‘Russian opposition simply lacks people’

Less than a week before Russians elect a new parliament, political analysts share their forecasts and opinions with RT.

As the elections loom closer, so is the end of electioneering. November 28 is the last day when the Russian media is allowed to publish poll results indicating voters’ preferences.

A poll carried out by the Interfax news agency says United Russia is likely to retain its parliamentary majority, but will lose its constitutional majority status.

The All-Russian Public Opinion Centre polls predicts United Russia is set to get between 55-58% of votes, the Communist Party of the Russian Federation 16-19%, the Liberal Democratic Party 11-14% and Fair Russia 6.5-9.5%.

Three more parties registered to take part in the elections – the Yabloko Party, Just Cause and the Patriots of Russia – polled less than the 5% minimum they would need to win seats.

Allies of the leading party say the optimistic forecast is the best possible option for both United Russia and the country.

“The main legacy of United Russia will be political stability and economic growth,” Sergey Markov, director of Institute for Political Research, told RT. “If they stay in power, social justice will be their priority. As a result, the party will have to change itself too.”
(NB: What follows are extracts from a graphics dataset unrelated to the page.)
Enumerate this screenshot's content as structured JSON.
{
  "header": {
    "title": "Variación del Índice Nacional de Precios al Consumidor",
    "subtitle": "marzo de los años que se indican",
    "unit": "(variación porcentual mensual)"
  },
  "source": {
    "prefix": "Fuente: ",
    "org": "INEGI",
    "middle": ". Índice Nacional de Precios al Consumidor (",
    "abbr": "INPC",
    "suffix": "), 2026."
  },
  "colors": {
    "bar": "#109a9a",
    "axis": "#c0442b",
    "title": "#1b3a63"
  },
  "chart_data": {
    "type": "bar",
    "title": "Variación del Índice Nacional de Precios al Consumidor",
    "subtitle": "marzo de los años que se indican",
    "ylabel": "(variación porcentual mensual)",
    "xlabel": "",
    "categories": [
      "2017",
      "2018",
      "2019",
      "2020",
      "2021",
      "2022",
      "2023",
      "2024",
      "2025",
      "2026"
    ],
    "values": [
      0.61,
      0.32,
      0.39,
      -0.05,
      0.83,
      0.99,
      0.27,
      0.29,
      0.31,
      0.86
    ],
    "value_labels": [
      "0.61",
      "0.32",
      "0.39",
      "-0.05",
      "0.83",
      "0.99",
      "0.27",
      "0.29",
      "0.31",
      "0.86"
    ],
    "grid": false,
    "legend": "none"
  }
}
But journalist and political commentator Sergey Strokan told RT that United Russia is currently resting on its laurels.

“The party was set up 10 years ago, and it made a really impressive start…it capitalised on the vast popularity of Vladimir Putin. After that, they relaxed a bit. That’s the same problem as that of the Russian opposition: they prefer to criticise rather than do, thus avoiding responsibility.”

Political analysts agree that there is no real alternative to United Russia.

“The opposition is not actually capable of leading – they don’t have the leadership that could take over United Russia’s power,” Evgeny Kasevin, from the Kifir Finance Markets Players’ Club, told RT.

Dmitry Polikanov, a United Russia member, told RT that even if the opposition wins the election, it will simply lack the professionals to rule the country.

“We have analysed their human resources potential,” Polikanov said. “They will not have enough people to form a capable government ensuring that the entire system of power works.”